Oh, and: you do everything using squares and Pythagoras. If you decompose FC along the lines BD and BA you get two components, of which both have to compensate for FD and FA, respectively. Doesn't help much (gets you a d1/d3 and d2/d3) but perhaps there I'll find our 'impossible!' proof....

5. Sep 8, 2014

### vela

Staff Emeritus
Just playing around with this problem in my head, so I may have well made an algebra mistake. If you do as BvU suggests and compare components, I think you can get the following two equations:
\begin{eqnarray*}
Q_C &= Q\left(\frac{d_3}{d_1}\right)^3 \\
Q_C &= Q\left(\frac{d_3}{d_2}\right)^3.
\end{eqnarray*} These can only be satisfied simultaneously if $d_1=d_2$, right?

6. Sep 8, 2014

### Rectifier

Thank you both for the comments.

Here is the picture I have created to visualise your recuest.
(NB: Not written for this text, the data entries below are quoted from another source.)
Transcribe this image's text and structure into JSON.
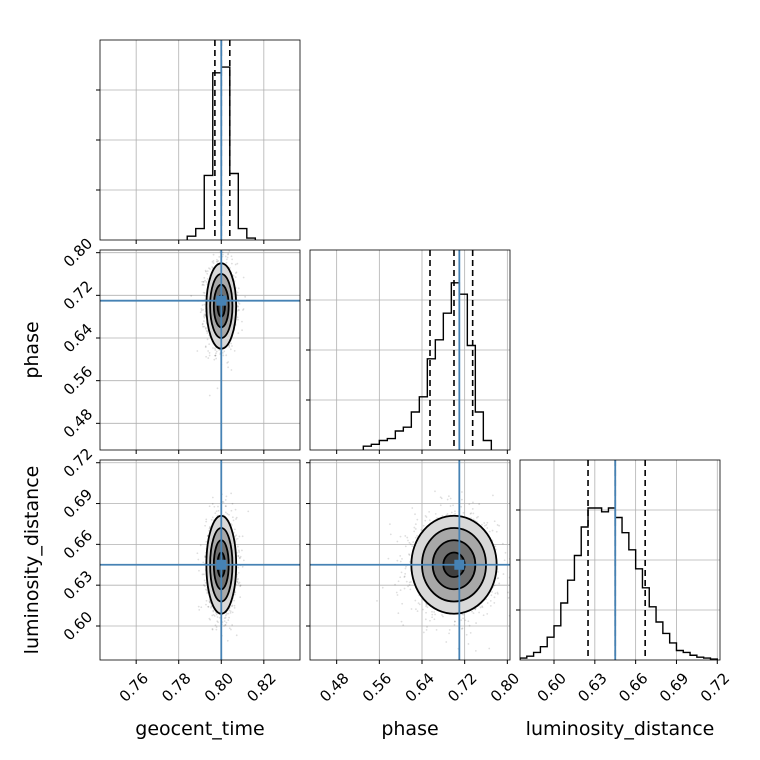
{
  "chart_data": {
    "type": "corner",
    "parameters": [
      "geocent_time",
      "phase",
      "luminosity_distance"
    ],
    "truths": {
      "geocent_time": 0.8,
      "phase": 0.71,
      "luminosity_distance": 0.645
    },
    "quantiles": {
      "geocent_time": [
        0.797,
        0.8,
        0.804
      ],
      "phase": [
        0.655,
        0.7,
        0.735
      ],
      "luminosity_distance": [
        0.625,
        0.645,
        0.667
      ]
    },
    "ranges": {
      "geocent_time": [
        0.743,
        0.837
      ],
      "phase": [
        0.43,
        0.805
      ],
      "luminosity_distance": [
        0.575,
        0.722
      ]
    },
    "ticks": {
      "geocent_time": [
        "0.76",
        "0.78",
        "0.80",
        "0.82"
      ],
      "phase": [
        "0.48",
        "0.56",
        "0.64",
        "0.72",
        "0.80"
      ],
      "luminosity_distance": [
        "0.60",
        "0.63",
        "0.66",
        "0.69",
        "0.72"
      ]
    },
    "histograms": {
      "geocent_time": {
        "bins": [
          0.784,
          0.788,
          0.792,
          0.796,
          0.8,
          0.804,
          0.808,
          0.812,
          0.816
        ],
        "counts": [
          0.02,
          0.06,
          0.34,
          0.88,
          0.91,
          0.35,
          0.06,
          0.01
        ]
      },
      "phase": {
        "bins": [
          0.53,
          0.545,
          0.56,
          0.575,
          0.59,
          0.605,
          0.62,
          0.635,
          0.65,
          0.665,
          0.68,
          0.695,
          0.71,
          0.725,
          0.74,
          0.755,
          0.77
        ],
        "counts": [
          0.02,
          0.03,
          0.05,
          0.06,
          0.1,
          0.12,
          0.2,
          0.28,
          0.48,
          0.58,
          0.72,
          0.88,
          0.82,
          0.55,
          0.2,
          0.05
        ]
      },
      "luminosity_distance": {
        "bins": [
          0.575,
          0.58,
          0.585,
          0.59,
          0.595,
          0.6,
          0.605,
          0.61,
          0.615,
          0.62,
          0.625,
          0.63,
          0.635,
          0.64,
          0.645,
          0.65,
          0.655,
          0.66,
          0.665,
          0.67,
          0.675,
          0.68,
          0.685,
          0.69,
          0.695,
          0.7,
          0.705,
          0.71,
          0.715,
          0.72
        ],
        "counts": [
          0.01,
          0.02,
          0.04,
          0.07,
          0.12,
          0.18,
          0.3,
          0.42,
          0.55,
          0.7,
          0.8,
          0.8,
          0.78,
          0.8,
          0.75,
          0.67,
          0.58,
          0.48,
          0.38,
          0.28,
          0.2,
          0.14,
          0.09,
          0.05,
          0.04,
          0.025,
          0.015,
          0.01,
          0.005
        ]
      }
    },
    "grid": true
  }
}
I have tried a few things but cant get the same equations as vela:
\begin{eqnarray*}
Q_C &= Q\left(\frac{d_3}{d_1}\right)^3 \\
Q_C &= Q\left(\frac{d_3}{d_2}\right)^3.
\end{eqnarray*}

I hope so! :D

7. Sep 9, 2014

### BvU

$|F_c| = k {Q_c Q\over d_3^2}\$ Vertical component is $F_c \, d_2/d_3$

$|F_a| = k {Q Q\over d_2^2}$ So vertical sum = 0 $\Leftrightarrow$

${Q_c Q\over d_3^2} {d_2\over d_3} + {Q Q\over d_2^2} = 0 \ \Leftrightarrow \ Q_c = - Q\left( {d_3\over d_2}\right)^3$

8. Sep 9, 2014

### Rectifier

Oh so you used similarity to get that!

I guess that we can say that this problem is solved. Or what do you think?

Thank you for help both of you.

9. Sep 9, 2014

### BvU

I used the cosine of the angle. And yes, the problem can't be solved unless d1 = d2.